Bután es un caso de estudio: es un país absolutamente singular, con una cultura propia poderosísima, muy aislado del mundo al punto de que no llegan a treinta los pilotos cualificados para aterrizar en Paro, su aeropuerto, uno de los más difíciles del mundo. Además, ha introducido la mayor tasa turística que se recuerde, con un importe de prácticamente cien euros por persona y noche.
La tasa modifica completamente la dinámica del turismo y genera situaciones inesperadas que el gobierno está estudiando. Lo primero es que ahora el turismo se limita al oeste del país, donde está casi todo. Antes también, pero aún quedaba algún visitante para el este. Pero el problema más serio es para los 64 hoteles de tres estrellas que tiene el destino. Los de cinco y en menor medida los de cuatro, notan menos la caída de visitantes, pero el impuesto ha dejado a Bután sin turismo económico, por lo que esos establecimientos están condenados. Y lo mismo ocurre con el este del país, que tampoco tiene hoteles de lujo.

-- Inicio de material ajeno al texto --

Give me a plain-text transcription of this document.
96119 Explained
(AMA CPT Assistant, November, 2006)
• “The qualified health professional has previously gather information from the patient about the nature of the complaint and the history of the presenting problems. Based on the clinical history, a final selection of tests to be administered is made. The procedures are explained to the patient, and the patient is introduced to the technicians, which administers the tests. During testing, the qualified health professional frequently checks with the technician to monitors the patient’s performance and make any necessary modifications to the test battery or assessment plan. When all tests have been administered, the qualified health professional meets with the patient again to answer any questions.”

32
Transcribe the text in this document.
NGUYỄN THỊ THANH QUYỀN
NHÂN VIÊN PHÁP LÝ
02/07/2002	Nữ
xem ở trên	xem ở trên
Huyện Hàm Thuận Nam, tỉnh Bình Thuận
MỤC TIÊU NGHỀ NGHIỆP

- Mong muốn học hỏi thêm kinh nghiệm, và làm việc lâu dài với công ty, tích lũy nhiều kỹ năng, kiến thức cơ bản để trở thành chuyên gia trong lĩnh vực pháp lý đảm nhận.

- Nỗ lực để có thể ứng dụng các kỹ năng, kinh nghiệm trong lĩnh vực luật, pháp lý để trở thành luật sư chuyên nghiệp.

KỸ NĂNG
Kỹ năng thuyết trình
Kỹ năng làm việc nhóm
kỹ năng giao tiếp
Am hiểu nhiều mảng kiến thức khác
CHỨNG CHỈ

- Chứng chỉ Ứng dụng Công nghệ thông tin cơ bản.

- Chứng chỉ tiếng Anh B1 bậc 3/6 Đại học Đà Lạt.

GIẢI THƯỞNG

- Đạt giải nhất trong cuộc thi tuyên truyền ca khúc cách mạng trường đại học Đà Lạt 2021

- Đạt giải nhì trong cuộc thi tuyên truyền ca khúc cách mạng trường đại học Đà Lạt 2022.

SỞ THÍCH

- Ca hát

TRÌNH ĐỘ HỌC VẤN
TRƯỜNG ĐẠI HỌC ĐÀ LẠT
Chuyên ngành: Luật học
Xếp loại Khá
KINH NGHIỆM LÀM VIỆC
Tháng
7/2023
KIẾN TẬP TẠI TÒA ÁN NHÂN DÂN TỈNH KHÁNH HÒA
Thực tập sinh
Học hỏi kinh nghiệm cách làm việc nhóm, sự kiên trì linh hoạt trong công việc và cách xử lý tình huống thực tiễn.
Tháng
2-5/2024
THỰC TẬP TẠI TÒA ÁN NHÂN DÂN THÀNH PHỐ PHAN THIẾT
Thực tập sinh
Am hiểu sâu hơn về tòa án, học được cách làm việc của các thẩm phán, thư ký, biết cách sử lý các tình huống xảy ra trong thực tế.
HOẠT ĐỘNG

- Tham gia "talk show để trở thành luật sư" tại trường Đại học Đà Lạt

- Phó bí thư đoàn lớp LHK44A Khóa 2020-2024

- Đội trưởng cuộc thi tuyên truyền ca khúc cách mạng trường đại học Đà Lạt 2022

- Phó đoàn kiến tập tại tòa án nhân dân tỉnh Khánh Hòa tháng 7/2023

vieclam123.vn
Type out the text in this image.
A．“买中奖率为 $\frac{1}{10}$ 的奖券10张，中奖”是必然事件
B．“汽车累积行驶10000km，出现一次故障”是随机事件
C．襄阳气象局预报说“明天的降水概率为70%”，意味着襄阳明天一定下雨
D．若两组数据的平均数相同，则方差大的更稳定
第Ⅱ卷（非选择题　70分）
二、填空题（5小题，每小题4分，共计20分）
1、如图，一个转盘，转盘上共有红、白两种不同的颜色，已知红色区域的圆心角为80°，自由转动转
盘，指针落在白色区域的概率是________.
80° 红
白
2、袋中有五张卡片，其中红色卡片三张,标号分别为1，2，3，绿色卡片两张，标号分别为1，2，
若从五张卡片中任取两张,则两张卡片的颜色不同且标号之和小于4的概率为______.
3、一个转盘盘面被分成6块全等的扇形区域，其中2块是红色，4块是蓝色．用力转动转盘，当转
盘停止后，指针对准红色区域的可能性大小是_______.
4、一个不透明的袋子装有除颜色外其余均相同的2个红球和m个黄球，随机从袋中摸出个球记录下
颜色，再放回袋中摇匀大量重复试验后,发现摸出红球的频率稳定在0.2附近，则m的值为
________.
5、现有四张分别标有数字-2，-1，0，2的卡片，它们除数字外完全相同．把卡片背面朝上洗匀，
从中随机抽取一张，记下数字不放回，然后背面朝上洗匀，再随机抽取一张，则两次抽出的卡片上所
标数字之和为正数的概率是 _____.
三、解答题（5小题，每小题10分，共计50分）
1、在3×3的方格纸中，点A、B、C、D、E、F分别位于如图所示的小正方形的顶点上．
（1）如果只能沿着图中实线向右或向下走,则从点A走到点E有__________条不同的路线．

El nuevo escenario ha hecho reducirse espectacularmente el turismo individual, afectando a los establecimientos que los alojaban. En su lugar, prolifera el turismo caro, que busca en un proveedor todos los servicios. Más y más turoperadores (sobre todo de capital indio) se encargan del proceso completo, generando un efecto inesperado. El colmo es que muchos de esos turistas incluso traen un cocinero de su país para comer lo que les gusta.
El fortísimo aumento del impuesto por pernoctación (inicialmente de 190 euros, después reducidos a la mitad) pretendía en el plan del gobierno que aumentara el turismo de calidad. De alguna manera se está cumpliendo, pero los efectos inesperados también están siendo notables.